During code generation, the IR for the slice builtin is created by the following snippet
def _build_adhoc_slice_node(sub: IRnode, start: IRnode, length: IRnode, context: Context) -> IRnode:
assert length.is_literal, "typechecker failed"
assert isinstance(length.value, int) # mypy hint
dst_typ = BytesT(length.value)
# allocate a buffer for the return value
buf = context.new_internal_variable(dst_typ)

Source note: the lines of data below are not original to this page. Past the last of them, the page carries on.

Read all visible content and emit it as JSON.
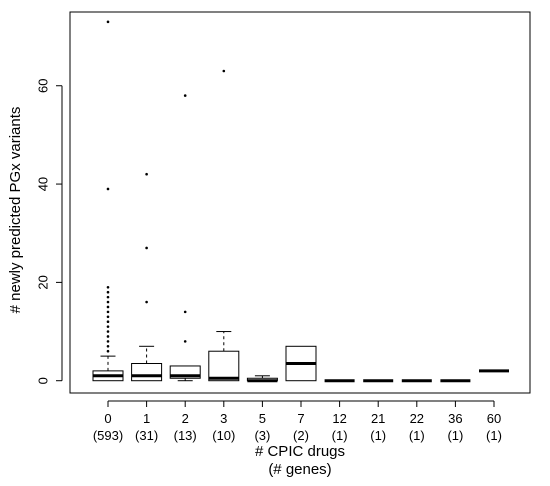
{
  "chart_data": {
    "type": "boxplot",
    "xlabel": "# CPIC drugs",
    "xlabel2": "(# genes)",
    "ylabel": "# newly predicted PGx variants",
    "ylim": [
      -2.5,
      75
    ],
    "yticks": [
      0,
      20,
      40,
      60
    ],
    "groups": [
      {
        "label": "0",
        "n": "(593)",
        "q1": 0,
        "median": 1,
        "q3": 2,
        "whisker_low": 0,
        "whisker_high": 5,
        "outliers": [
          6,
          7,
          8,
          9,
          10,
          11,
          12,
          13,
          14,
          15,
          16,
          17,
          18,
          19,
          39,
          73
        ]
      },
      {
        "label": "1",
        "n": "(31)",
        "q1": 0,
        "median": 1,
        "q3": 3.5,
        "whisker_low": 0,
        "whisker_high": 7,
        "outliers": [
          16,
          27,
          42
        ]
      },
      {
        "label": "2",
        "n": "(13)",
        "q1": 0.5,
        "median": 1,
        "q3": 3,
        "whisker_low": 0,
        "whisker_high": 3,
        "outliers": [
          8,
          14,
          58
        ]
      },
      {
        "label": "3",
        "n": "(10)",
        "q1": 0,
        "median": 0.5,
        "q3": 6,
        "whisker_low": 0,
        "whisker_high": 10,
        "outliers": [
          63
        ]
      },
      {
        "label": "5",
        "n": "(3)",
        "q1": 0,
        "median": 0,
        "q3": 0.5,
        "whisker_low": 0,
        "whisker_high": 1,
        "outliers": []
      },
      {
        "label": "7",
        "n": "(2)",
        "q1": 0,
        "median": 3.5,
        "q3": 7,
        "whisker_low": 0,
        "whisker_high": 7,
        "outliers": []
      },
      {
        "label": "12",
        "n": "(1)",
        "q1": 0,
        "median": 0,
        "q3": 0,
        "whisker_low": 0,
        "whisker_high": 0,
        "outliers": []
      },
      {
        "label": "21",
        "n": "(1)",
        "q1": 0,
        "median": 0,
        "q3": 0,
        "whisker_low": 0,
        "whisker_high": 0,
        "outliers": []
      },
      {
        "label": "22",
        "n": "(1)",
        "q1": 0,
        "median": 0,
        "q3": 0,
        "whisker_low": 0,
        "whisker_high": 0,
        "outliers": []
      },
      {
        "label": "36",
        "n": "(1)",
        "q1": 0,
        "median": 0,
        "q3": 0,
        "whisker_low": 0,
        "whisker_high": 0,
        "outliers": []
      },
      {
        "label": "60",
        "n": "(1)",
        "q1": 2,
        "median": 2,
        "q3": 2,
        "whisker_low": 2,
        "whisker_high": 2,
        "outliers": []
      }
    ]
  }
}
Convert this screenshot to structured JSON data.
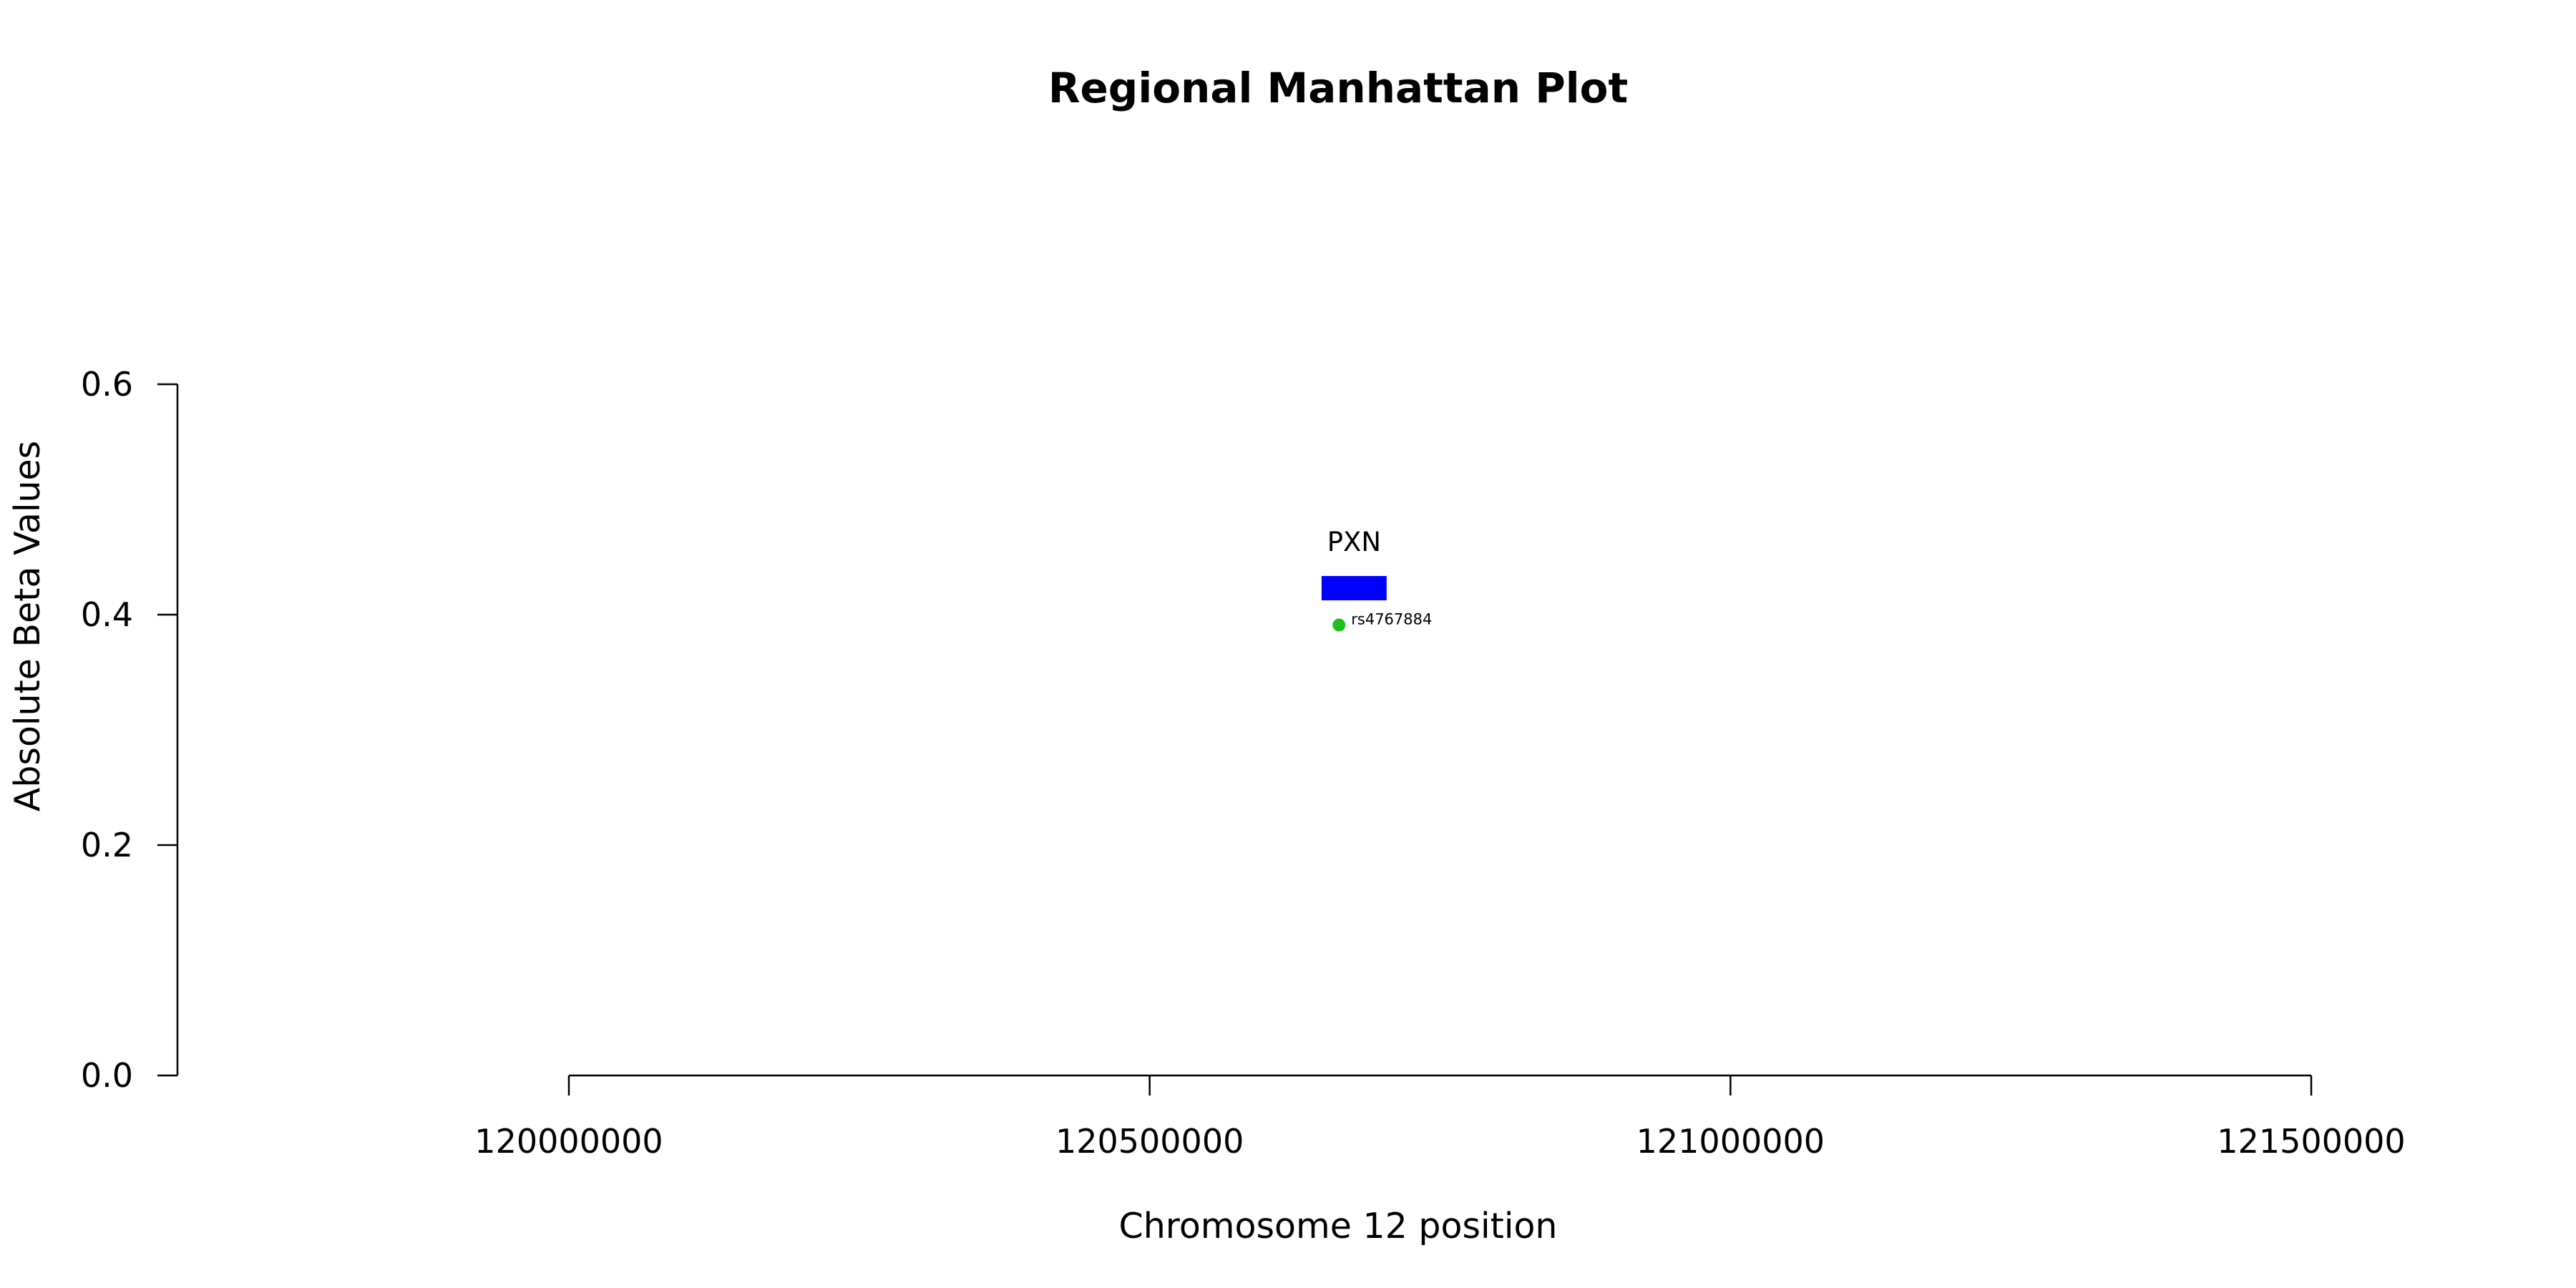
{
  "chart_data": {
    "type": "scatter",
    "title": "Regional Manhattan Plot",
    "xlabel": "Chromosome 12 position",
    "ylabel": "Absolute Beta Values",
    "xlim": [
      119663000,
      121663000
    ],
    "ylim": [
      0,
      0.6
    ],
    "x_ticks": [
      120000000,
      120500000,
      121000000,
      121500000
    ],
    "x_tick_labels": [
      "120000000",
      "120500000",
      "121000000",
      "121500000"
    ],
    "y_ticks": [
      0,
      0.2,
      0.4,
      0.6
    ],
    "y_tick_labels": [
      "0.0",
      "0.2",
      "0.4",
      "0.6"
    ],
    "grid": false,
    "points": [
      {
        "label": "rs4767884",
        "x": 120663000,
        "y": 0.391,
        "color": "#1fbf1f"
      }
    ],
    "genes": [
      {
        "label": "PXN",
        "start": 120648000,
        "end": 120704000,
        "y": 0.423,
        "color": "#0000ff"
      }
    ]
  }
}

with scope_multi((start, length), ("start", "length")) as (b1, (start, length)):
# `msg.data` by `calldatacopy`
if sub.value == "~calldata":
node = [
"seq",
check_buffer_overflow_ir(start, length, "calldatasize"),
["mstore", buf, length],
["calldatacopy", add_ofst(buf, 32), start, length],
buf,
]
elif sub.value == "~selfcode":
...
else:
...
ret = IRnode.from_list(node, typ=BytesT(length.value), location=MEMORY)
return b1.resolve(ret)
And then returned to parse_AnnAssign as rhs
class Stmt:
...
def parse_AnnAssign(self):
ltyp = self.stmt.target._metadata["type"]
varname = self.stmt.target.id
lhs = self.context.new_variable(varname, ltyp)
assert self.stmt.value is not None
rhs = Expr(self.stmt.value, self.context).ir_node
return make_setter(lhs, rhs)
...
Then make_setter is called to generate the final ir for this statement.
def make_setter(left, right, hi=None):
check_assign(left, right)
if potential_overlap(left, right):
raise CompilerPanic("overlap between src and dst!")
assert (hi is not None) == _dirty_read_risk(right)
if left.typ._is_prim_word:
...
elif isinstance(left.typ, _BytestringT):
# TODO rethink/streamline the clamp_basetype logic
if needs_clamp(right.typ, right.encoding):
...
else:
ret = make_byte_array_copier(left, right)
return IRnode.from_list(ret)
elif isinstance(left.typ, DArrayT):
...
...
def make_byte_array_copier(dst, src):
assert isinstance(src.typ, _BytestringT)
assert isinstance(dst.typ, _BytestringT)
_check_assign_bytes(dst, src)
if src.value == "~empty" or src.typ.maxlen == 0:
# set length word to 0.
return STORE(dst, 0) #drops all rhs (src) ir if src.typ.maxlen == 0
...
Unfortunately, rhs (slice result) ir is completely dropped when its src.typ.maxlen == 0, along with any side effects that it may have. This in turn leads to incorrect compilation.
While we use slice as an entry point for this issue, we consider the actual root cause to be make_setter and make_byte_array_copier which eliminates ir without checking whether it contains side effect. There are potentially other entry points that we haven't explored yet, but can lead to the same issue.
Additionally, the is_adhoc_slice checker is also not precise, since it doesn't check whether the code attribute comes from an address, so if user defined a struct that contains a field calls code, then it'll also be treated as an is_adhoc_slice in Slice.fetch_call_return.
is_adhoc_slice = arg.get("attr") == "code" or (
arg.get("value.id") == "msg" and arg.get("attr") == "data"
)
Impact Details
Incorrectly optimizing out side effects can result in all kinds of unexpected behaviors in a contract, such as skipping critical checks performed in the incorrectly eliminated code, skipping important business logic, and more. This exposes contract developers to substantial risks.